VantageScore Solutions Announces Major Strides in Market Adoption
Number of Scores Used Increases by Nearly 600 Percent
STAMFORD, Conn., January 29, 2015 – VantageScore Solutions, LLC, the company behind the VantageScore® credit scoring model, announced today the results of a study performed by a third-party to determine the extent to which the model is used and tested in the consumer credit market.
The study found significant usage of all three versions of the VantageScore model, VantageScore 1.0, 2.0, and 3.0. Specifically, nearly one billion VantageScore credit scores were used in 2014, by over 2,000 lenders and other industry participants, including six of the 10 largest banks.
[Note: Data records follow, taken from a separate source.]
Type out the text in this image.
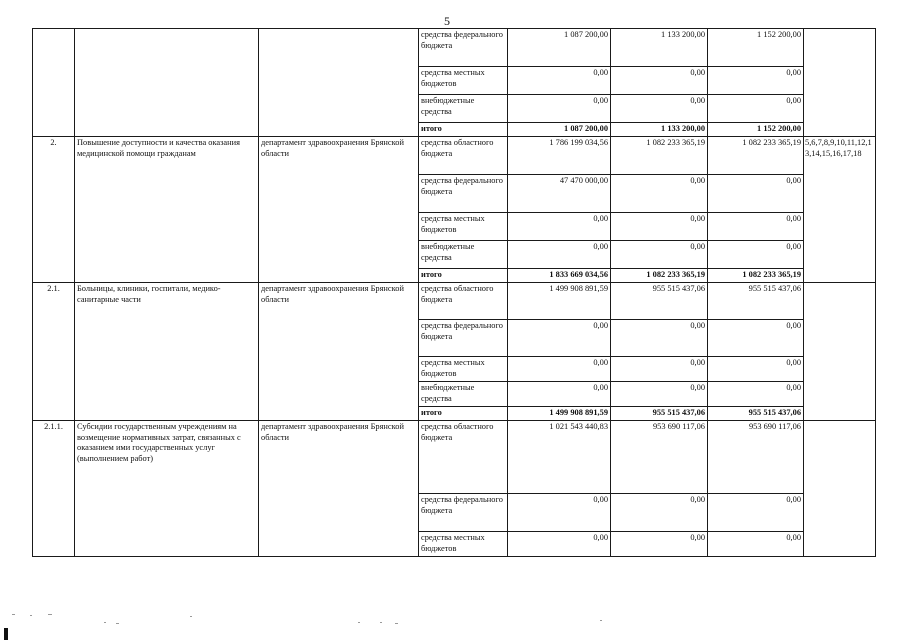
5
			средства федерального бюджета	1 087 200,00	1 133 200,00	1 152 200,00	
			средства местных бюджетов	0,00	0,00	0,00	
			внебюджетные средства	0,00	0,00	0,00	
			итого	1 087 200,00	1 133 200,00	1 152 200,00	
2.	Повышение доступности и качества оказания медицинской помощи гражданам	департамент здравоохранения Брянской области	средства областного бюджета	1 786 199 034,56	1 082 233 365,19	1 082 233 365,19	5,6,7,8,9,10,11,12,13,14,15,16,17,18
			средства федерального бюджета	47 470 000,00	0,00	0,00	
			средства местных бюджетов	0,00	0,00	0,00	
			внебюджетные средства	0,00	0,00	0,00	
			итого	1 833 669 034,56	1 082 233 365,19	1 082 233 365,19	
2.1.	Больницы, клиники, госпитали, медико-санитарные части	департамент здравоохранения Брянской области	средства областного бюджета	1 499 908 891,59	955 515 437,06	955 515 437,06	
			средства федерального бюджета	0,00	0,00	0,00	
			средства местных бюджетов	0,00	0,00	0,00	
			внебюджетные средства	0,00	0,00	0,00	
			итого	1 499 908 891,59	955 515 437,06	955 515 437,06	
2.1.1.	Субсидии государственным учреждениям на возмещение нормативных затрат, связанных с оказанием ими государственных услуг (выполнением работ)	департамент здравоохранения Брянской области	средства областного бюджета	1 021 543 440,83	953 690 117,06	953 690 117,06	
			средства федерального бюджета	0,00	0,00	0,00	
			средства местных бюджетов	0,00	0,00	0,00	
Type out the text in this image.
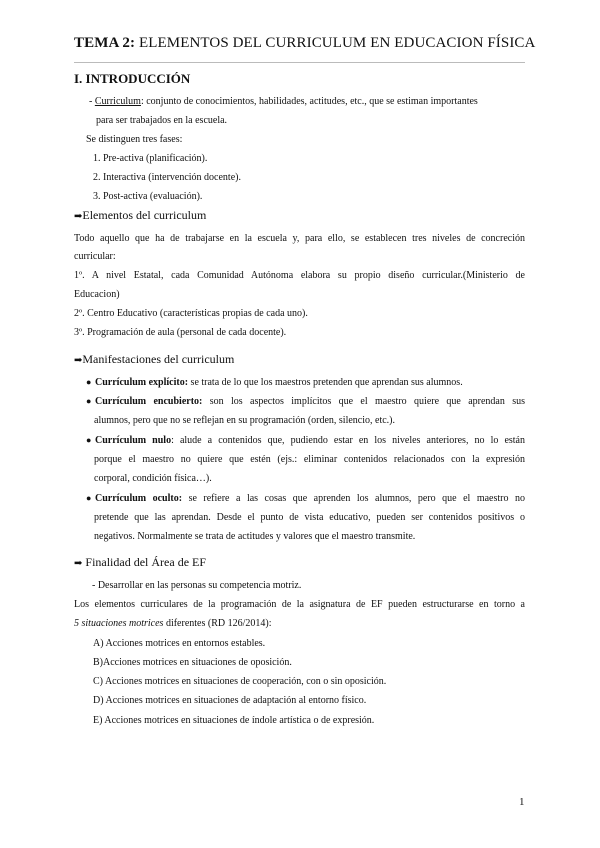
TEMA 2: ELEMENTOS DEL CURRICULUM EN EDUCACION FÍSICA
I. INTRODUCCIÓN
- Curriculum: conjunto de conocimientos, habilidades, actitudes, etc., que se estiman importantes
para ser trabajados en la escuela.
Se distinguen tres fases:
1. Pre-activa (planificación).
2. Interactiva (intervención docente).
3. Post-activa (evaluación).
➡Elementos del curriculum
Todo aquello que ha de trabajarse en la escuela y, para ello, se establecen tres niveles de concreción
curricular:
1º. A nivel Estatal, cada Comunidad Autónoma elabora su propio diseño curricular.(Ministerio de
Educacion)
2º. Centro Educativo (características propias de cada uno).
3º. Programación de aula (personal de cada docente).
➡Manifestaciones del curriculum
● Currículum explícito: se trata de lo que los maestros pretenden que aprendan sus alumnos.
● Currículum encubierto: son los aspectos implícitos que el maestro quiere que aprendan sus
alumnos, pero que no se reflejan en su programación (orden, silencio, etc.).
● Currículum nulo: alude a contenidos que, pudiendo estar en los niveles anteriores, no lo están
porque el maestro no quiere que estén (ejs.: eliminar contenidos relacionados con la expresión
corporal, condición física…).
● Currículum oculto: se refiere a las cosas que aprenden los alumnos, pero que el maestro no
pretende que las aprendan. Desde el punto de vista educativo, pueden ser contenidos positivos o
negativos. Normalmente se trata de actitudes y valores que el maestro transmite.
➡ Finalidad del Área de EF
- Desarrollar en las personas su competencia motriz.
Los elementos curriculares de la programación de la asignatura de EF pueden estructurarse en torno a
5 situaciones motrices diferentes (RD 126/2014):
A) Acciones motrices en entornos estables.
B)Acciones motrices en situaciones de oposición.
C) Acciones motrices en situaciones de cooperación, con o sin oposición.
D) Acciones motrices en situaciones de adaptación al entorno físico.
E) Acciones motrices en situaciones de índole artística o de expresión.
1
This represents a 24 percent increase in the number of users of the VantageScore models and a nearly 600 percent increase in the number of scores used as compared with 2013.
Additionally, over 3 billion VantageScore credit scores were pulled in the last year, including scores used for decisioning, model building, and testing purposes.
“With this surge in market adoption, the consumer finance industry, including the largest banks in the country, clearly have voted for choice in the marketplace and are taking advantage of the transformative differentiators offered by the VantageScore model,” said Barrett Burns, president and CEO of VantageScore Solutions. “Lenders are seeking ways to enhance portfolio performance and the ability to leverage new segmentation technologies and data streams, and our model delivers on this value proposition. The VantageScore model expands a lender’s universe of applicants, offers greater consistency of scores and provides a greater level of predictiveness supported by more-refined segmentation so that lenders can grow their portfolios and millions more consumers can gain access to mainstream credit.”
Greater access to credit
VantageScore Solutions is able to generate a score for 98 percent of those consumers with credit files at the three credit reporting companies, including 30-35 million consumers typically not scored by conventional models. Among those consumers conventionally unscoreable, 10 million are attractive loan candidates, with scores of 600 and above on the VantageScore 3.0 scale range of 300-850. VantageScore Solutions’ research also found that the risk levels of these newly scoreable consumers align with consumers exhibiting conventional credit management behaviors and, from a fair lending perspective, 9.5 million of the newly scored consumers are African-American or Hispanic, of whom 2.7 million have credit scores above 600.
While these consumers can gain access to credit via the many lenders currently using the VantageScore 3.0 model, mortgage lenders are not able to leverage automated underwriting systems typically used to originate mortgage loans because Fannie Mae and Freddie Mac’s seller/servicer guidelines require lenders to use outdated 2004 credit scoring models.
“Locking out credit scoring models that are more inclusive and can score millions more consumers is not only anti-competitive and unfair to consumers, it hurts the GSEs themselves,” said Jim Carr, housing finance, banking and urban policy expert. “Acceptance of more inclusive credit scoring models has an obvious upside for the GSEs in the form of additional credit-worthy mortgage applicants. Moreover, the housing market and economy in general stand to benefit by the increase in demand for homes by consumers who were otherwise unnecessarily frozen out of the market for all intents and purposes.”
Lenders demand choice and competition in the credit scoring market
According to three surveys of lenders conducted independently of one another, there is increasing pent- up demand for newer credit score models and choice in the marketplace.
- In the fall of 2013, a SourceMedia survey found that nearly 30 percent of lenders use more than one credit score model and 52 percent of lenders would consider a model other than FICO for mortgage originations if they could.
- In 2014, a Spectrum Associates survey found that 67 percent of lenders involved in the selection of which credit score model their institution will use are at least “reasonably likely” to adopt a new model that is proven to perform better than their current one.
- Also in 2014, a FTI Consulting survey found that 74 percent of lenders would consider using a different credit scoring model for their mortgage origination business if the GSEs didn’t require the use of FICO scores.